Bir konu üzerinde o kadar uzun süre durmadık, konudan konuya atladık. Fakat çoğunluğu birbirimizi tanımak ve olaylara bakış açılarımızı görmek içindi. Üzerinde en çok durduğumuz konu renklerin çağrışımı ve insanların onları nasıl gördükleriyle ilgiliydi. İnsanlar renkleri sorgulamıyordu çünkü siz doğduğunuzda da oradalar ve öldüğünüzde de orada olacaklar, kimse bunu sorgulamıyor ve olanı kabul ediyor.

Bunların dışında pembenin ‘kız rengi’ ve mavinin ‘erkek rengi’ olması konusunda tartıştık, bu renklerle olan cinsiyet ayrımının nasıl ortaya çıkmış olabileceğini sordum.
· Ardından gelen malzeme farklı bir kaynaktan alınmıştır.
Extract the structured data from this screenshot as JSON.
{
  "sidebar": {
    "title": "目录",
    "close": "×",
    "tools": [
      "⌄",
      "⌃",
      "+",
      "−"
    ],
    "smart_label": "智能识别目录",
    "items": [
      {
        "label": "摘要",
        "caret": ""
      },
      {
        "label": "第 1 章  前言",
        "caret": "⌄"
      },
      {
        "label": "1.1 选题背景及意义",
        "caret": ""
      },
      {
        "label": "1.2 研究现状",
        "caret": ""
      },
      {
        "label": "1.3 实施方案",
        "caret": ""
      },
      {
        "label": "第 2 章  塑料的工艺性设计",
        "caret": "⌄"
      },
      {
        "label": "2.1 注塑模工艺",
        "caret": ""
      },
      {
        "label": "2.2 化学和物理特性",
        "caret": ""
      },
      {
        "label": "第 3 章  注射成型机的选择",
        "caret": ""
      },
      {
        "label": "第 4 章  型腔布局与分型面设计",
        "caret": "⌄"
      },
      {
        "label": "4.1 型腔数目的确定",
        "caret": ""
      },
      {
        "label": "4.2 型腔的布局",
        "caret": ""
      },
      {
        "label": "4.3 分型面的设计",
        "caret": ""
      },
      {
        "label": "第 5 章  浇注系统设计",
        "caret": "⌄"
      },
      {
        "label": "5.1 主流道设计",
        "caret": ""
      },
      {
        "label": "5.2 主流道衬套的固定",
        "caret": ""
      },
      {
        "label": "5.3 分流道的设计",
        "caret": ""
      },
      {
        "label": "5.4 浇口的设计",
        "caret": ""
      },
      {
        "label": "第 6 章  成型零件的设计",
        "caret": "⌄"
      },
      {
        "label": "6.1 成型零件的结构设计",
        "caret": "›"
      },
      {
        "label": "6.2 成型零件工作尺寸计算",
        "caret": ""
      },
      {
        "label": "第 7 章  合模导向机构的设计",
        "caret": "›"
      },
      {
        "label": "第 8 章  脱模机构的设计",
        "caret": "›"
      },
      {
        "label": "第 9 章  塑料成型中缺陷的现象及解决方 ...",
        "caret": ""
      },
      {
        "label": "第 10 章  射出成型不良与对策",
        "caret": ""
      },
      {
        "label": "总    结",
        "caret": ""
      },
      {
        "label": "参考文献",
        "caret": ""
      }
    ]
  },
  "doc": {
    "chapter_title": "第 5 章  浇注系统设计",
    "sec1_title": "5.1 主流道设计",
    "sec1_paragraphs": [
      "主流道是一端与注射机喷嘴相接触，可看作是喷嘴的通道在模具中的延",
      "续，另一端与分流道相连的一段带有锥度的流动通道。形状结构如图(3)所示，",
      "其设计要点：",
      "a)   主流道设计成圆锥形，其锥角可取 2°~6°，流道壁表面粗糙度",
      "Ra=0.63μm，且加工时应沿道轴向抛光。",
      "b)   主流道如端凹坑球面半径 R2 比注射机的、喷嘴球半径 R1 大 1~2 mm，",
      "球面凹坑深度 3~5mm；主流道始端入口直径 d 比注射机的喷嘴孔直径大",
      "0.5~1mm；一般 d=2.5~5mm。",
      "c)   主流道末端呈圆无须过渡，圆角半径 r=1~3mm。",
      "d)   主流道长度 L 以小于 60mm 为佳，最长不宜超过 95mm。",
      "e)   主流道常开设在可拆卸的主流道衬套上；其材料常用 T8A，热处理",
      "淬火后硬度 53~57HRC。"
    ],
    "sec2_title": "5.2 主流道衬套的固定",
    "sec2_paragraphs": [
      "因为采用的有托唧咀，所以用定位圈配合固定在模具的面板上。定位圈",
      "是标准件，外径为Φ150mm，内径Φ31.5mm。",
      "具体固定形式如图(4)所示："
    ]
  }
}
O da bana bununla ilgili bildiği hikayelerden birini anlattı.

Eskiden Çin’de giymesi en pahalı renklerden biri maviymiş ve en ucuzlardan biri de pembeymiş. Eğer birileri evleniyorsa, erkeğin ailesi kızın ailesinden erkeği mavi giydirmek için para alıyormuş ve kızlar pembe giydiriliyormuş.

Duyduğu birkaç hikaye daha varmış fakat bu en çok sevdiğiymiş.
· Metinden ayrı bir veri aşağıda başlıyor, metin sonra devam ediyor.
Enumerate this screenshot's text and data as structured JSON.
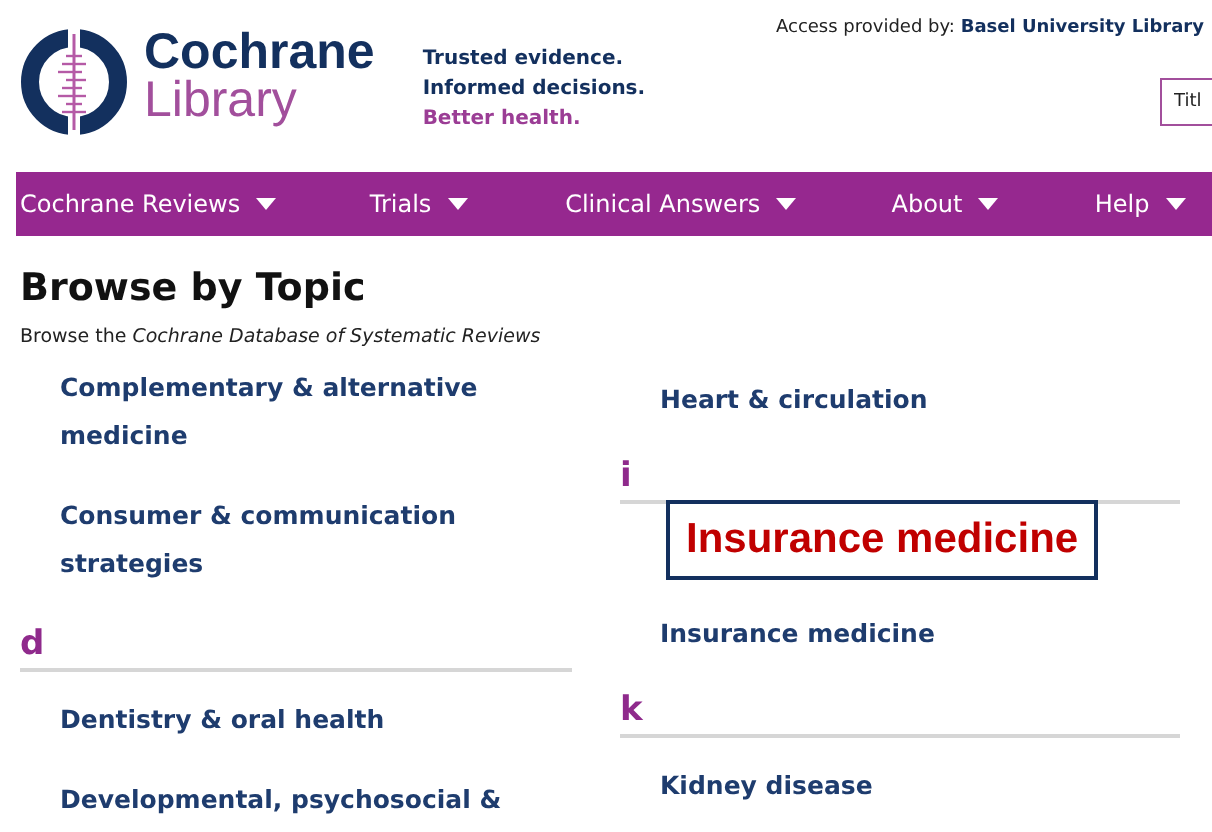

Ayrıca bahsettiğimiz bir konu da insanların renkleri sorgulamaması oldu. Bunun için uğraşmıyorlar fakat seçimlerini bile renk belirliyor. Mesela aldıkları kıyafet, yedikleri yiyecekler… Mesela Mark hardalı çok seviyor fakat hardal mor veya kahverengi olsa yemeyeceğini söylüyor. Mor olsaydı insanlar domates veya çileği o kadar tüketmezdi, ya da hardalın ambalajı neon pembe olsa kimse almazdı.

Mark ile bir buçuk saat boyunca konuştuk, zamanın nasıl geçtiğini cidden anlayamadım. Cidden çok içten ve sıcak bir adamdı. Konuşma bittiğinde aramızda yaş olduğunu unuttuğunu ve onunla aynı yerden bakabildiğim için oldukça mutlu olduğunu söyledi. Ben de aynı şeyleri hissediyordum çünkü konuşurken hiç ‘çocuk’ olduğumu düşünmemiş ve teorilerini paylaşmıştı. Ayrıca onu gördüğüm an bir yabancı gibi gelmemişti ve ağzından çıkan ilk kelimede uzun süredir tanıdığım birkaç kişiden daha çok güvendim ona.

Benimle bu sohbete girdiği ve buraya kadar gelmiş olması çok güzel. Bir daha gelmesini isterim, iletişimi bırakmamayı da isterim. Benim tarafımdan bakabildiği ve geldiği için teşekkürler.